I'm not so sure. He called political correctness 'fascism pretending to be manners', and in the later years of his life he made repeated complaints about how he didn't do college audiences anymore because they couldn't handle anything edgy.
He said 'nigger' on stage, he attacked feminism, decried 'pussification', told his audience that people who tried to control their language were in fact trying to control the way they think.
I think Carlin was a centrist with a contrarian streak that motivated him to always attack the popular thing. If he didn't grow old and die, I think he'd have found himself on the same political and intellectual journey many of us have made over the last decade.
This is accurate. OP went off half-cocked.

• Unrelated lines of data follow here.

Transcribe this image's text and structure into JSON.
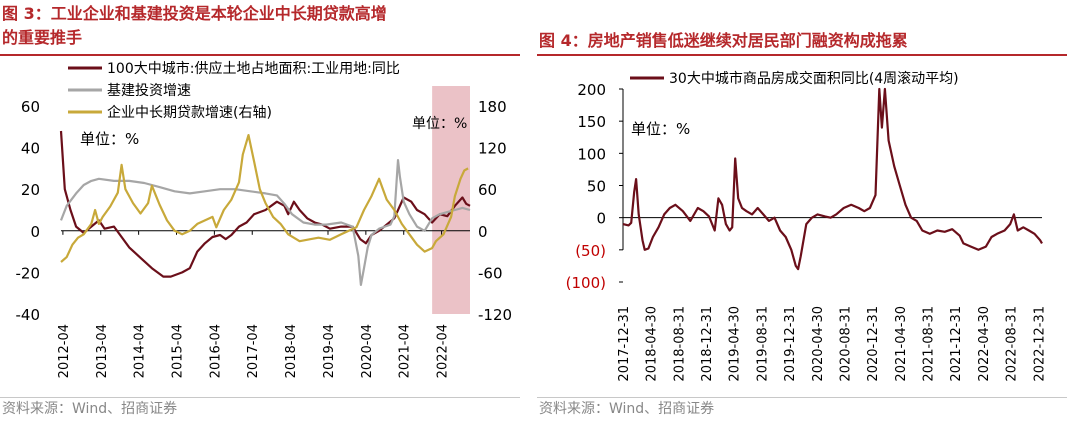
{
  "left": {
    "title_line1": "图 3：工业企业和基建投资是本轮企业中长期贷款高增",
    "title_line2": "的重要推手",
    "source": "资料来源：Wind、招商证券",
    "unit_left": "单位：%",
    "unit_right": "单位：%"
  },
  "right": {
    "title": "图 4：房地产销售低迷继续对居民部门融资构成拖累",
    "source": "资料来源：Wind、招商证券",
    "unit": "单位：%"
  },
  "colors": {
    "dark_red": "#6b0f1a",
    "gray": "#a6a6a6",
    "gold": "#c8a93a",
    "highlight": "#e8b7bd",
    "title_red": "#b5282b"
  },
  "chart_data": [
    {
      "type": "line",
      "legend_position": "top-left",
      "grid": false,
      "x_ticks": [
        "2012-04",
        "2013-04",
        "2014-04",
        "2015-04",
        "2016-04",
        "2017-04",
        "2018-04",
        "2019-04",
        "2020-04",
        "2021-04",
        "2022-04"
      ],
      "y_left": {
        "ticks": [
          "60",
          "40",
          "20",
          "0",
          "-20",
          "-40"
        ],
        "range": [
          -40,
          60
        ]
      },
      "y_right": {
        "ticks": [
          "180",
          "120",
          "60",
          "0",
          "-60",
          "-120"
        ],
        "range": [
          -120,
          180
        ]
      },
      "highlight_range": [
        "2022-01",
        "2023-01"
      ],
      "series": [
        {
          "name": "100大中城市:供应土地占地面积:工业用地:同比",
          "axis": "left",
          "color": "#6b0f1a",
          "points": [
            [
              2012.2,
              48
            ],
            [
              2012.3,
              20
            ],
            [
              2012.45,
              10
            ],
            [
              2012.6,
              2
            ],
            [
              2012.8,
              -1
            ],
            [
              2013.0,
              2
            ],
            [
              2013.2,
              5
            ],
            [
              2013.35,
              1
            ],
            [
              2013.6,
              2
            ],
            [
              2013.8,
              -3
            ],
            [
              2014.0,
              -8
            ],
            [
              2014.3,
              -13
            ],
            [
              2014.6,
              -18
            ],
            [
              2014.9,
              -22
            ],
            [
              2015.1,
              -22
            ],
            [
              2015.4,
              -20
            ],
            [
              2015.6,
              -18
            ],
            [
              2015.8,
              -10
            ],
            [
              2016.0,
              -6
            ],
            [
              2016.2,
              -3
            ],
            [
              2016.4,
              -2
            ],
            [
              2016.55,
              -4
            ],
            [
              2016.7,
              -2
            ],
            [
              2016.9,
              2
            ],
            [
              2017.1,
              4
            ],
            [
              2017.3,
              8
            ],
            [
              2017.6,
              10
            ],
            [
              2017.9,
              14
            ],
            [
              2018.1,
              12
            ],
            [
              2018.2,
              8
            ],
            [
              2018.35,
              14
            ],
            [
              2018.5,
              10
            ],
            [
              2018.7,
              6
            ],
            [
              2018.9,
              4
            ],
            [
              2019.1,
              3
            ],
            [
              2019.3,
              1
            ],
            [
              2019.6,
              2
            ],
            [
              2019.9,
              2
            ],
            [
              2020.1,
              -4
            ],
            [
              2020.25,
              -6
            ],
            [
              2020.4,
              -2
            ],
            [
              2020.6,
              0
            ],
            [
              2020.8,
              3
            ],
            [
              2021.0,
              6
            ],
            [
              2021.25,
              16
            ],
            [
              2021.45,
              14
            ],
            [
              2021.6,
              10
            ],
            [
              2021.8,
              8
            ],
            [
              2022.0,
              4
            ],
            [
              2022.2,
              8
            ],
            [
              2022.4,
              7
            ],
            [
              2022.6,
              12
            ],
            [
              2022.8,
              16
            ],
            [
              2022.9,
              13
            ],
            [
              2023.0,
              12
            ]
          ]
        },
        {
          "name": "基建投资增速",
          "axis": "left",
          "color": "#a6a6a6",
          "points": [
            [
              2012.2,
              5
            ],
            [
              2012.35,
              12
            ],
            [
              2012.6,
              18
            ],
            [
              2012.8,
              22
            ],
            [
              2013.0,
              24
            ],
            [
              2013.2,
              25
            ],
            [
              2013.6,
              24
            ],
            [
              2014.0,
              24
            ],
            [
              2014.4,
              23
            ],
            [
              2014.8,
              21
            ],
            [
              2015.2,
              19
            ],
            [
              2015.6,
              18
            ],
            [
              2016.0,
              19
            ],
            [
              2016.4,
              20
            ],
            [
              2016.8,
              20
            ],
            [
              2017.2,
              19
            ],
            [
              2017.6,
              18
            ],
            [
              2017.9,
              17
            ],
            [
              2018.1,
              13
            ],
            [
              2018.3,
              8
            ],
            [
              2018.6,
              4
            ],
            [
              2018.9,
              3
            ],
            [
              2019.2,
              3
            ],
            [
              2019.6,
              4
            ],
            [
              2019.9,
              2
            ],
            [
              2020.05,
              -12
            ],
            [
              2020.12,
              -26
            ],
            [
              2020.2,
              -18
            ],
            [
              2020.3,
              -8
            ],
            [
              2020.4,
              -2
            ],
            [
              2020.6,
              1
            ],
            [
              2020.9,
              3
            ],
            [
              2021.0,
              7
            ],
            [
              2021.1,
              34
            ],
            [
              2021.15,
              26
            ],
            [
              2021.25,
              14
            ],
            [
              2021.4,
              8
            ],
            [
              2021.6,
              2
            ],
            [
              2021.8,
              0
            ],
            [
              2022.0,
              6
            ],
            [
              2022.2,
              8
            ],
            [
              2022.4,
              9
            ],
            [
              2022.6,
              10
            ],
            [
              2022.8,
              11
            ],
            [
              2023.0,
              10
            ]
          ]
        },
        {
          "name": "企业中长期贷款增速(右轴)",
          "axis": "right",
          "color": "#c8a93a",
          "points": [
            [
              2012.2,
              -45
            ],
            [
              2012.35,
              -38
            ],
            [
              2012.5,
              -20
            ],
            [
              2012.65,
              -10
            ],
            [
              2012.8,
              -5
            ],
            [
              2013.0,
              10
            ],
            [
              2013.1,
              30
            ],
            [
              2013.2,
              10
            ],
            [
              2013.3,
              20
            ],
            [
              2013.5,
              35
            ],
            [
              2013.7,
              55
            ],
            [
              2013.8,
              95
            ],
            [
              2013.9,
              60
            ],
            [
              2014.1,
              40
            ],
            [
              2014.3,
              25
            ],
            [
              2014.5,
              40
            ],
            [
              2014.6,
              65
            ],
            [
              2014.8,
              38
            ],
            [
              2015.0,
              15
            ],
            [
              2015.2,
              0
            ],
            [
              2015.4,
              -5
            ],
            [
              2015.6,
              0
            ],
            [
              2015.8,
              10
            ],
            [
              2016.0,
              15
            ],
            [
              2016.2,
              20
            ],
            [
              2016.3,
              5
            ],
            [
              2016.5,
              30
            ],
            [
              2016.7,
              45
            ],
            [
              2016.9,
              70
            ],
            [
              2017.0,
              110
            ],
            [
              2017.15,
              138
            ],
            [
              2017.3,
              100
            ],
            [
              2017.45,
              60
            ],
            [
              2017.6,
              40
            ],
            [
              2017.8,
              20
            ],
            [
              2018.0,
              10
            ],
            [
              2018.2,
              -5
            ],
            [
              2018.5,
              -15
            ],
            [
              2018.8,
              -12
            ],
            [
              2019.0,
              -10
            ],
            [
              2019.3,
              -13
            ],
            [
              2019.6,
              -5
            ],
            [
              2019.8,
              0
            ],
            [
              2020.0,
              5
            ],
            [
              2020.2,
              30
            ],
            [
              2020.4,
              50
            ],
            [
              2020.6,
              75
            ],
            [
              2020.8,
              45
            ],
            [
              2021.0,
              30
            ],
            [
              2021.2,
              10
            ],
            [
              2021.4,
              -5
            ],
            [
              2021.6,
              -20
            ],
            [
              2021.8,
              -30
            ],
            [
              2022.0,
              -25
            ],
            [
              2022.1,
              -15
            ],
            [
              2022.3,
              -5
            ],
            [
              2022.5,
              20
            ],
            [
              2022.6,
              50
            ],
            [
              2022.75,
              75
            ],
            [
              2022.85,
              87
            ],
            [
              2022.95,
              90
            ]
          ]
        }
      ]
    },
    {
      "type": "line",
      "legend_position": "top-left",
      "grid": false,
      "x_ticks": [
        "2017-12-31",
        "2018-04-30",
        "2018-08-31",
        "2018-12-31",
        "2019-04-30",
        "2019-08-31",
        "2019-12-31",
        "2020-04-30",
        "2020-08-31",
        "2020-12-31",
        "2021-04-30",
        "2021-08-31",
        "2021-12-31",
        "2022-04-30",
        "2022-08-31",
        "2022-12-31"
      ],
      "y_ticks": [
        "200",
        "150",
        "100",
        "50",
        "0",
        "(50)",
        "(100)"
      ],
      "y_range": [
        -100,
        200
      ],
      "series": [
        {
          "name": "30大中城市商品房成交面积同比(4周滚动平均)",
          "color": "#6b0f1a",
          "points": [
            [
              0.0,
              -10
            ],
            [
              0.15,
              -12
            ],
            [
              0.22,
              -8
            ],
            [
              0.3,
              40
            ],
            [
              0.35,
              60
            ],
            [
              0.42,
              5
            ],
            [
              0.52,
              -35
            ],
            [
              0.58,
              -50
            ],
            [
              0.68,
              -48
            ],
            [
              0.8,
              -30
            ],
            [
              0.95,
              -15
            ],
            [
              1.1,
              5
            ],
            [
              1.25,
              15
            ],
            [
              1.4,
              20
            ],
            [
              1.6,
              10
            ],
            [
              1.8,
              -5
            ],
            [
              2.0,
              15
            ],
            [
              2.15,
              10
            ],
            [
              2.3,
              2
            ],
            [
              2.45,
              -20
            ],
            [
              2.55,
              30
            ],
            [
              2.65,
              20
            ],
            [
              2.75,
              -10
            ],
            [
              2.85,
              -20
            ],
            [
              2.92,
              -15
            ],
            [
              3.0,
              92
            ],
            [
              3.08,
              30
            ],
            [
              3.18,
              15
            ],
            [
              3.3,
              10
            ],
            [
              3.45,
              5
            ],
            [
              3.6,
              15
            ],
            [
              3.75,
              5
            ],
            [
              3.9,
              -5
            ],
            [
              4.05,
              0
            ],
            [
              4.2,
              -20
            ],
            [
              4.35,
              -30
            ],
            [
              4.5,
              -50
            ],
            [
              4.62,
              -75
            ],
            [
              4.68,
              -80
            ],
            [
              4.75,
              -60
            ],
            [
              4.9,
              -10
            ],
            [
              5.05,
              0
            ],
            [
              5.2,
              5
            ],
            [
              5.4,
              2
            ],
            [
              5.55,
              0
            ],
            [
              5.7,
              5
            ],
            [
              5.9,
              15
            ],
            [
              6.1,
              20
            ],
            [
              6.3,
              15
            ],
            [
              6.45,
              10
            ],
            [
              6.6,
              15
            ],
            [
              6.75,
              35
            ],
            [
              6.85,
              200
            ],
            [
              6.92,
              140
            ],
            [
              7.0,
              200
            ],
            [
              7.1,
              120
            ],
            [
              7.25,
              80
            ],
            [
              7.4,
              50
            ],
            [
              7.55,
              20
            ],
            [
              7.7,
              0
            ],
            [
              7.85,
              -5
            ],
            [
              8.0,
              -20
            ],
            [
              8.2,
              -25
            ],
            [
              8.4,
              -20
            ],
            [
              8.6,
              -22
            ],
            [
              8.8,
              -18
            ],
            [
              9.0,
              -28
            ],
            [
              9.1,
              -40
            ],
            [
              9.3,
              -45
            ],
            [
              9.5,
              -50
            ],
            [
              9.7,
              -45
            ],
            [
              9.85,
              -30
            ],
            [
              10.0,
              -25
            ],
            [
              10.2,
              -20
            ],
            [
              10.35,
              -10
            ],
            [
              10.45,
              5
            ],
            [
              10.55,
              -20
            ],
            [
              10.7,
              -15
            ],
            [
              10.85,
              -20
            ],
            [
              11.0,
              -25
            ],
            [
              11.15,
              -35
            ],
            [
              11.2,
              -40
            ]
          ]
        }
      ]
    }
  ]
}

I don't know everything about him but I do know that he called out feminists for pushing into the corporate world and imitating men, because didn't think putting on a suit and sitting in an office was the highest calling in life.

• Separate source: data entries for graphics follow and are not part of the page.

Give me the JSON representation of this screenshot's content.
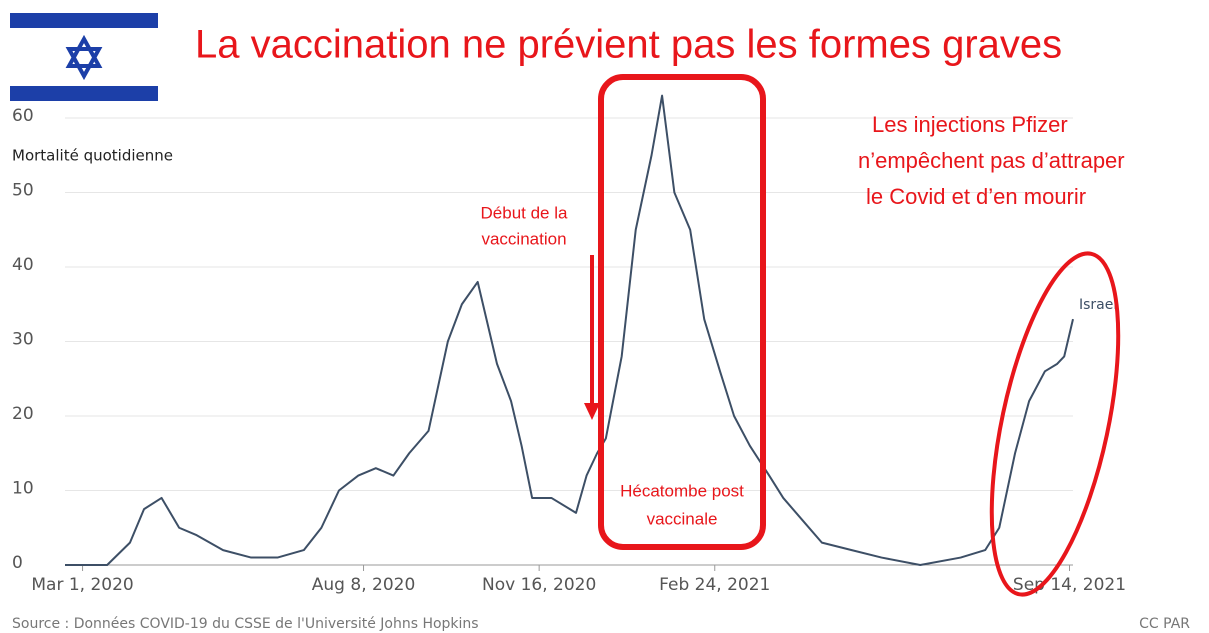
{
  "chart_data": {
    "type": "line",
    "title": "La vaccination ne prévient pas les formes graves",
    "y_label": "Mortalité quotidienne",
    "source": "Source : Données COVID-19 du CSSE de l'Université Johns Hopkins",
    "credit": "CC PAR",
    "annotations": {
      "vaccination_start": [
        "Début de la",
        "vaccination"
      ],
      "claim": [
        "Les injections Pfizer",
        "n’empêchent pas d’attraper",
        "le Covid et d’en mourir"
      ],
      "box": [
        "Hécatombe post",
        "vaccinale"
      ]
    },
    "x": [
      "2020-02-20",
      "2020-03-15",
      "2020-03-28",
      "2020-04-05",
      "2020-04-15",
      "2020-04-25",
      "2020-05-05",
      "2020-05-20",
      "2020-06-05",
      "2020-06-20",
      "2020-07-05",
      "2020-07-15",
      "2020-07-25",
      "2020-08-05",
      "2020-08-15",
      "2020-08-25",
      "2020-09-03",
      "2020-09-14",
      "2020-09-25",
      "2020-10-03",
      "2020-10-12",
      "2020-10-17",
      "2020-10-23",
      "2020-10-31",
      "2020-11-06",
      "2020-11-12",
      "2020-11-23",
      "2020-12-07",
      "2020-12-13",
      "2020-12-19",
      "2020-12-24",
      "2021-01-02",
      "2021-01-10",
      "2021-01-19",
      "2021-01-25",
      "2021-02-01",
      "2021-02-10",
      "2021-02-18",
      "2021-02-27",
      "2021-03-07",
      "2021-03-16",
      "2021-03-27",
      "2021-04-04",
      "2021-04-15",
      "2021-04-26",
      "2021-05-13",
      "2021-05-30",
      "2021-06-21",
      "2021-07-14",
      "2021-07-28",
      "2021-08-05",
      "2021-08-14",
      "2021-08-22",
      "2021-08-31",
      "2021-09-07",
      "2021-09-11",
      "2021-09-16"
    ],
    "series": [
      {
        "name": "Israel",
        "color": "#3d4f66",
        "values": [
          0,
          0,
          3,
          7.5,
          9,
          5,
          4,
          2,
          1,
          1,
          2,
          5,
          10,
          12,
          13,
          12,
          15,
          18,
          30,
          35,
          38,
          33,
          27,
          22,
          16,
          9,
          9,
          7,
          12,
          15,
          17,
          28,
          45,
          55,
          63,
          50,
          45,
          33,
          26,
          20,
          16,
          12,
          9,
          6,
          3,
          2,
          1,
          0,
          1,
          2,
          5,
          15,
          22,
          26,
          27,
          28,
          33
        ]
      }
    ],
    "xlim": [
      "2020-02-20",
      "2021-09-16"
    ],
    "xticks": [
      {
        "value": "2020-03-01",
        "label": "Mar 1, 2020"
      },
      {
        "value": "2020-08-08",
        "label": "Aug 8, 2020"
      },
      {
        "value": "2020-11-16",
        "label": "Nov 16, 2020"
      },
      {
        "value": "2021-02-24",
        "label": "Feb 24, 2021"
      },
      {
        "value": "2021-09-14",
        "label": "Sep 14, 2021"
      }
    ],
    "ylim": [
      0,
      60
    ],
    "yticks": [
      0,
      10,
      20,
      30,
      40,
      50,
      60
    ],
    "grid": true
  }
}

I'm aware of his 'lame white motherfuckers' statement, but I'm also aware of him saying this:
"There is absolutely nothing wrong with the word "Nigger" in and of itself. It's the racist asshole who's using it that you ought to be concerned about. We don't mind when Richard Pryer or Eddie Murphy say it. Why? Because we know they're not racist - They're Niggers!"
Make that same joke today and your show and your deals are cancelled.
I'm not sure what either of those people have to do with Carlin.
Cobain was an alcoholic drug addict and he is of no interest to me beyond his music. I care not for the politics of a man whose only relevance is the few songs he committed to recording before blowing his own head to smithereens with a shotgun.
MLK didn't like capitalism, but he wasn't committed to its destruction. He said:
"Capitalism forgets that life is social. And the kingdom of brotherhood is found neither in the thesis of communism nor the antithesis of capitalism, but in a higher synthesis."
Invoking Hegel and arguing for a synthesis of capitalism and communism can get you to many places. It can get you to state capitalism (Hitler/Mussolini/post-Deng-reforms modern China), or it can get you to the Nordic Model. The interesting thing about socialism is that you can have quite a lot of it and still do well if and ONLY IF you have sufficient ethnic unity trust in your country. That requirement gels with MLK's better known statements on wishing for racial harmony.
If you snap your wizard fingers and make MLK quotes your primary source for deciding policy, you piss off a lot of rich people, you probably piss off a considerable chunk of the middle class, and you have a lot of layabouts leeching off everyone else, buuuut... I don't think anyone starves. ...But I don't think there's any way to get black americans and whites to a level of trust where this is sustainable.
I prefer Malcolm X to MLK, because Malcolm made the intellectual journey and identified the Jew, while MLK was blindly puppeteered by them. Both were shot when they ceased being useful.
Take a few deep breaths, back the fuck up and re-group, Karen. Before he got old and cranky he was a fine stand-up comedian, and he was consistently a free speech advocate/absolutist, so I am not willing to hate him for his descent into cynicism or for his politics, which were typically progressive and unsurprising.
I repeat, he was a comedian. A funny man. A clown. You only care about his personal politics because he had the room to inflict them upon a large audience. Like anyone else, you're free to rag on him and not listen to his later raving bullshit, but before you subjected us to this hissy-fit, you might have considered the man's history, his body of work, and his cultural context--that's what you do with artists.
And you have no room to call anyone "smug" after belching out this bit of knee-jerk nonsense.
lol imagine having any serious opinions about Kurt Cobain in current year.